TIFF Journal: ‘I, Daniel Blake’

'I, Daniel Blake'

Movie Rating:

3.5

Fresh off of a Palm d’Or win at Cannes, Ken Loach returns with another of his achingly naturalistic polemics that feeds all of the 80-year-old filmmaker’s best and worst impulses.
‘I, Daniel Blake’ is devastatingly powerful and tragic, the sort of thing that will ruin any viewer’s day in the best possible sense.

It also springs from furious political anger against the class structure and deceptively harmful social services that is certainly meaningful and justified. If Loach eventually loses sight of his extraordinary human drama on the way to hammering home a political statement, it’s forgivable. After all, the least believable sequences in the movie are also the ones certain to claim the most tears.

Dave Johns stars as Daniel Blake, a fifty-something man who recently suffered a heart attack that left him unable to work. He’s forced to depend on social services, but finds the bureaucracy impossible to crack. In order to get benefits, he has to look for work and prove it, yet he can’t actually accept any job. No one in the welfare office makes things easier for him. If anything, their jobs exist to prevent people like Daniel from collecting benefits. In the middle of this ordeal, he meets a young woman named Katie (Hayley Squires). A single mother of two, Katie was forced out of London into Newcastle in search of benefits and struggles to keep her family and sanity afloat while butting heads with the same system. Together, they form a unique bond while the world at large seems determined to crush their spirits.

Needlessly to say, ‘I, Daniel Blake’ isn’t exactly the easiest movie to watch. It’s a downright painful exploration of a failing welfare state and the human casualties that the system leaves in its wake. Loach keeps his aesthetics simple to focus on the small human story with tremendous results. The performances are absolutely remarkable. It feels like life, which makes the painful twists and punishing turns all the more difficult to take. Johns and Squires form a beautiful bond in the midst of all the pain and misery, one so defined by tragedy that it’s almost difficult to watch the few moments of joy because of the inevitable sorrow that will come in their wake.

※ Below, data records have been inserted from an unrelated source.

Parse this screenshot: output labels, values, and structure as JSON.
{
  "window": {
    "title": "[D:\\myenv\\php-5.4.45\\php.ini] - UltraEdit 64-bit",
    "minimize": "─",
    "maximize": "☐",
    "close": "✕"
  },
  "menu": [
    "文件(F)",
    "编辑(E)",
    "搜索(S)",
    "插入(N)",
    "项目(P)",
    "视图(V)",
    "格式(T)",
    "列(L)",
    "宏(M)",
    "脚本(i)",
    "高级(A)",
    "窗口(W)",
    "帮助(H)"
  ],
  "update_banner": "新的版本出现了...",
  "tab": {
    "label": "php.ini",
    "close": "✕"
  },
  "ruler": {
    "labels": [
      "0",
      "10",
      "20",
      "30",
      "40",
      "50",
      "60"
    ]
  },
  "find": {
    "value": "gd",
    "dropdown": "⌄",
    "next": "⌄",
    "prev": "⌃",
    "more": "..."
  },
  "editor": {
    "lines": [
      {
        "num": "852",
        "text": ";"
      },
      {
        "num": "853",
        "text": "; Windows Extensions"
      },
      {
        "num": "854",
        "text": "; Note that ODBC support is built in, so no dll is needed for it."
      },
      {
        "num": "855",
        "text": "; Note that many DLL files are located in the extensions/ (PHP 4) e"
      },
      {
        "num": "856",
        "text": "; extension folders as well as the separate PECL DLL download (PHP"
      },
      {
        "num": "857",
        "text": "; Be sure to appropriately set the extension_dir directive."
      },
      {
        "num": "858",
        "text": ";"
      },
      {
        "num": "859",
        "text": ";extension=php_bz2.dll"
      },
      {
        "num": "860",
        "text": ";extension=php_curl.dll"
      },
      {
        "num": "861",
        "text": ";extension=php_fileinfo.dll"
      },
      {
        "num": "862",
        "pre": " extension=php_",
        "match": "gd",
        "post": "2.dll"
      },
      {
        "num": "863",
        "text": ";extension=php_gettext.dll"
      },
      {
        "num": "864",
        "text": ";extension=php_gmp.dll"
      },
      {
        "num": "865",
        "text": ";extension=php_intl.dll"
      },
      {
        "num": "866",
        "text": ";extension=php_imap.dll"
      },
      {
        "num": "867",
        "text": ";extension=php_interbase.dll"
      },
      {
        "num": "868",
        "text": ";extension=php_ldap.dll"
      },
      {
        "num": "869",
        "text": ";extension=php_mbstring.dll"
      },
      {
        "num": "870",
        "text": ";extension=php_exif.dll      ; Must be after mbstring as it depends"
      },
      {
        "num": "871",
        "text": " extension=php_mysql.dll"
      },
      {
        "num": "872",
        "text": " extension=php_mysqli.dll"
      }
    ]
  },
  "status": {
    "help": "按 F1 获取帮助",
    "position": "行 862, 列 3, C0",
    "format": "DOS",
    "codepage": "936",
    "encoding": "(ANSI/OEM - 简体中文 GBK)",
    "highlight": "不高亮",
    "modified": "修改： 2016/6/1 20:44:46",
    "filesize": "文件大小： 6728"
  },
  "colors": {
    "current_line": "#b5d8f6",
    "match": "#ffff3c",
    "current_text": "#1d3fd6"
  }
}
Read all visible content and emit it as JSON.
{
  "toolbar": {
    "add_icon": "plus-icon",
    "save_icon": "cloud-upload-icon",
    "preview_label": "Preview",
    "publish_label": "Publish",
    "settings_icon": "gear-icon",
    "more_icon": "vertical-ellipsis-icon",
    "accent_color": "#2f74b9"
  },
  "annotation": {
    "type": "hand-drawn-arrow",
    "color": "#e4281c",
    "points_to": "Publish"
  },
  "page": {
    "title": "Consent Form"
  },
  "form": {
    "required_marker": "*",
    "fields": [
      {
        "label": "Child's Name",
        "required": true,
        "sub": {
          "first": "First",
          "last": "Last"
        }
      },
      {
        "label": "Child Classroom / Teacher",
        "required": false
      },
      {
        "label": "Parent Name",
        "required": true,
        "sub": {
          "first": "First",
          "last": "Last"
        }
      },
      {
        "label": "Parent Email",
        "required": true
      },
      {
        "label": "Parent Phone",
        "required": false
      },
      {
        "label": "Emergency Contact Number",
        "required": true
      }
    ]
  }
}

‘I, Daniel Blake’ is another impressive film from Loach, who seems to crank out impassioned realism at will. He’s dabbled in this specific subject before with his famous TV movie ‘Cathy Come Home’ from 1966. There’s something poetic about the fact that he’d return to that subject now so many years later and the situation would prove to be just as dire, inhumane and unsettling. Although the filmmaker perhaps stretches credibility for maximum emotional impact with his final punchline, the impact is so intense that it’s hard to be bothered by it in the moment.